After talking extensively with a friend from Pakistan, I realize not all Arab countries have the same view of women, even if the laws resemble each other. To cite an example, I'm from Saudi Arabia, where women are not allowed to drive cars. A lot of westerners like to cite this as proof that we have misogyny in SA, but I don't think that's the case. In SA, it's considered a heavy form of manual labor to move a vehicle that weighs as much as a car does; even if no physical exertion goes into it, it's still sort of seen as "mule work." Women are banned from driving cars because in SA we don't believe women should exert themselves. For that reason, women also can't be construction workers. Women are very highly revered in Saudi Arabia. I can remember being as young as five and men would jump up to open doors for me if I entered a building. I remember one man calling me "little Fatima" (Fatima was the most beloved wife of Muhammad, so this is the highest possible compliment you can give to a woman). So yes, sharia and purdah are very frequent in SA, but only because women are revered and thought of as goddesses in a sense. Men see us as something to protect. We are by no means objectified as the west would have you think. In Saudi Arabia, more than half of university students are female. We are seen as the wise, and thus something that must be kept sheltered and nurtured, like beautiful roses. And to be honest, I kind of miss that chivalrous mindset. The west just plain sucks in comparison. Women just don't have the same opportunities over here and are often subject to the "slut" treatment. Only the west is like this, and it's atrocious. Men back home would balk at the disgusting way the western world thinks of its women.

On the other hand, my good friend Reza Mul-Adin tells me that though Pakistan has many of the same laws regarding women, his newspaper recently published an article about a young woman from the countryside who was gang-raped by a powerful family, and her nine-year-old brother was also sodomized by them; and though the federal government moved to punish her attackers, municipal law stepped in to protect them under falsified sharia law.

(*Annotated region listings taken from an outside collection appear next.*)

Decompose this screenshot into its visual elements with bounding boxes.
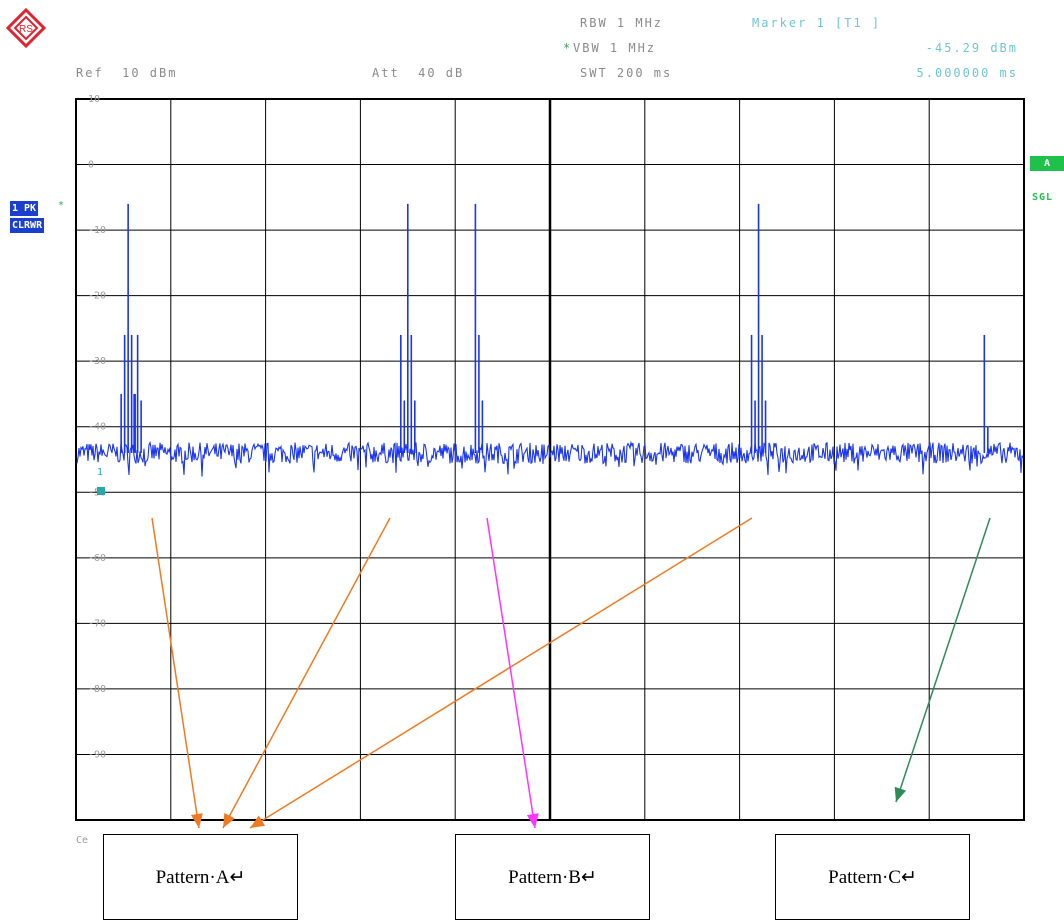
y-tick-label: -90 (88, 749, 106, 760)
ref-level-label: Ref 10 dBm (76, 66, 178, 80)
marker-title: Marker 1 [T1 ] (752, 16, 882, 30)
pattern-b-box: Pattern·B↵ (455, 834, 650, 920)
attenuation-label: Att 40 dB (372, 66, 465, 80)
y-tick-label: 10 (88, 94, 100, 105)
pattern-a-label: Pattern·A↵ (155, 866, 246, 888)
y-tick-label: -70 (88, 618, 106, 629)
marker-level: -45.29 dBm (925, 41, 1018, 55)
sweep-time-label: SWT 200 ms (580, 66, 673, 80)
svg-text:RS: RS (19, 24, 33, 35)
trace1-detector-badge: 1 PK (10, 201, 39, 216)
y-tick-label: -40 (88, 422, 106, 433)
arrow-pattern-a-2-head (223, 812, 235, 828)
y-tick-label: -30 (88, 356, 106, 367)
y-tick-label: -10 (88, 225, 106, 236)
marker-number-label: 1 (97, 467, 103, 478)
trace-noise-floor (76, 440, 1024, 477)
pattern-a-box: Pattern·A↵ (103, 834, 298, 920)
y-tick-label: -80 (88, 684, 106, 695)
arrow-pattern-a-1 (151, 517, 200, 829)
trace1-mode-badge: CLRWR (10, 218, 45, 233)
y-tick-labels: 100-10-20-30-40-50-60-70-80-90 (88, 94, 106, 760)
vbw-label: VBW 1 MHz (573, 41, 657, 55)
y-tick-label: -20 (88, 291, 106, 302)
arrow-pattern-b (486, 517, 536, 829)
y-tick-label: 0 (88, 160, 94, 171)
trace1-star-icon: * (58, 200, 65, 211)
trace-a-badge: A (1030, 156, 1064, 171)
arrow-pattern-c-head (894, 786, 907, 802)
arrow-pattern-a-1-head (190, 813, 203, 828)
marker-1-icon (97, 487, 105, 495)
arrow-pattern-a-3 (249, 517, 753, 829)
vbw-star-icon: * (563, 41, 571, 55)
arrow-pattern-c (895, 517, 991, 803)
single-sweep-label: SGL (1032, 192, 1054, 203)
rbw-label: RBW 1 MHz (580, 16, 664, 30)
y-tick-label: -60 (88, 553, 106, 564)
arrow-pattern-a-3-head (250, 815, 266, 828)
rohde-schwarz-logo-icon: RS (6, 8, 46, 48)
marker-time: 5.000000 ms (916, 66, 1018, 80)
plot-grid (75, 98, 1025, 821)
arrow-annotations (151, 517, 991, 829)
pattern-b-label: Pattern·B↵ (508, 866, 597, 888)
center-freq-partial-label: Ce (76, 835, 88, 846)
trace-group (76, 203, 1024, 477)
arrow-pattern-a-2 (222, 517, 391, 829)
pattern-c-label: Pattern·C↵ (828, 866, 917, 888)
pattern-c-box: Pattern·C↵ (775, 834, 970, 920)
arrow-pattern-b-head (526, 813, 539, 828)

I think of SA and Pakistan as opposite sides of the same coin. In SA the national government has more power and militant presence than the municipal, whereas in Pakistan the opposite is very much true. Even if you're a Pakistani, that doesn't matter; what matters is if you're from Karachi, or Islamabad, or etc. The city's government has more power than the nation's. And that's...a bit odd. But what can you do except try to fight it.